Defensive lineman Ryan Mueller was less than thrilled about Snyder’s assessment, even if the stops came eventually.
“We just try and go out there and get three-and-outs,” Mueller said. “Everytime we’re out there, that’s our goal. We’re trying to do our best to get off the field, it’s just something we have to work on. I think we’re improving as a defense, every single game.”
Clearly, it’s not for a lack of trying. Snyder’s players are almost always diligent in their desire to improve. But the results just haven’t been there through these first three games.
Against UMass, forget the final score, it’s largely irrelevant. This was not a game K-State was going to lose. The folks in Vegas don’t know everything, but they’re good at what they do, and the spread on this one was 40 points for a reason. K-State was going to win comfortably no matter what — the real question was how dominant would they look?
The numbers speak for themselves.
The K-State defense allowed the Minutemen offense to set season highs in total yardage (309), rushing yardage (123), yards per carry (3.2), time of possession (30:29) and number of first downs (17).
Needless to say, if Saturday’s defensive dud is a barometer for the rest of the year, it makes for a gloomy forecast.
The unit is young and everybody expected growing pains this season. Losing nine starters generally has that effect. But struggling this much to stop UMass wasn’t supposed to be part of the equation. If you can’t look dominant against a team that’s lost 16 of its last 17 games, what hope do you have against Big 12 offenses?

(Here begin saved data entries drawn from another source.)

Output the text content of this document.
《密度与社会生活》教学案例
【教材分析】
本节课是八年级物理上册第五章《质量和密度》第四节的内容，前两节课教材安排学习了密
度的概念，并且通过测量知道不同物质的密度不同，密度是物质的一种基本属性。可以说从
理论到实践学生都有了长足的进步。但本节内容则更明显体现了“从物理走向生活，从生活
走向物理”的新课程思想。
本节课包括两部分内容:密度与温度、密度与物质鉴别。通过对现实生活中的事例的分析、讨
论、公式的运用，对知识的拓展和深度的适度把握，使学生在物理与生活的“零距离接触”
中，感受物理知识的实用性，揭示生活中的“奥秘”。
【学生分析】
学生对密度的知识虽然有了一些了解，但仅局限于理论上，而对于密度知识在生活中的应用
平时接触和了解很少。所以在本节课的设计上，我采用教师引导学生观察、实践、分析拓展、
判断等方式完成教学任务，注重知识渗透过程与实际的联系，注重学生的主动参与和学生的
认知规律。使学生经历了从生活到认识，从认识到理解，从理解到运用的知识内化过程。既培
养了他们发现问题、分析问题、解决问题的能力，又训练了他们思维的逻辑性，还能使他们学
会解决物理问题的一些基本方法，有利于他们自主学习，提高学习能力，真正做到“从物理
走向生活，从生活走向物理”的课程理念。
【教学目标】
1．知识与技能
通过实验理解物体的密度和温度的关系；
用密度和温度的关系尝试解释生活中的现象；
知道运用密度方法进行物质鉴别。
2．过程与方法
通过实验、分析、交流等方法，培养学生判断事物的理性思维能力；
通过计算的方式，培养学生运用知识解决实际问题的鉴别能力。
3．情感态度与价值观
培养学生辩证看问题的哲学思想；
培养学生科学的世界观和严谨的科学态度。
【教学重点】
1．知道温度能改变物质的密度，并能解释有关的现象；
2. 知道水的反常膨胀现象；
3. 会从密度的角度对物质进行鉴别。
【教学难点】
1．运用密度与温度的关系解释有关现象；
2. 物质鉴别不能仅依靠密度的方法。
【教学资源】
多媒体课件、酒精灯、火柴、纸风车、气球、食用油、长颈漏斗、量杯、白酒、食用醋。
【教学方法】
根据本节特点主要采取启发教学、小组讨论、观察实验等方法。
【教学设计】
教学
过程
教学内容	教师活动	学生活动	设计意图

K-State travels to Austin, Texas, next week to face the Longhorns, a team that proved its weakness against the run in losses to BYU and Ole Miss, but whose offense is as capable as any the Wildcats have seen so far.
And that’s just the Big 12 opener. Following that are two games against top-25 teams in Oklahoma State and Baylor. We’re three games into the season in a year where the Big 12 looks genuinely wide open, but how many games can be circled as definite wins? The home game against winless Iowa State? The finale at Kansas? Past that, the sure bets are few and far between.
Regardless of performance Saturday, Mueller says the defense is prepared to take on the Big 12 slate.
“We’re ready,” he said. “We’ve had three games under our belt, we’ve improved every week. We’re looking forward to the challenge next Saturday, it should be a good one.”
Whether the offense can find an identity and score enough points to win games this year is a topic for another day. But if Saturday night’s performance is any indicator, the defense won’t be making the job any easier.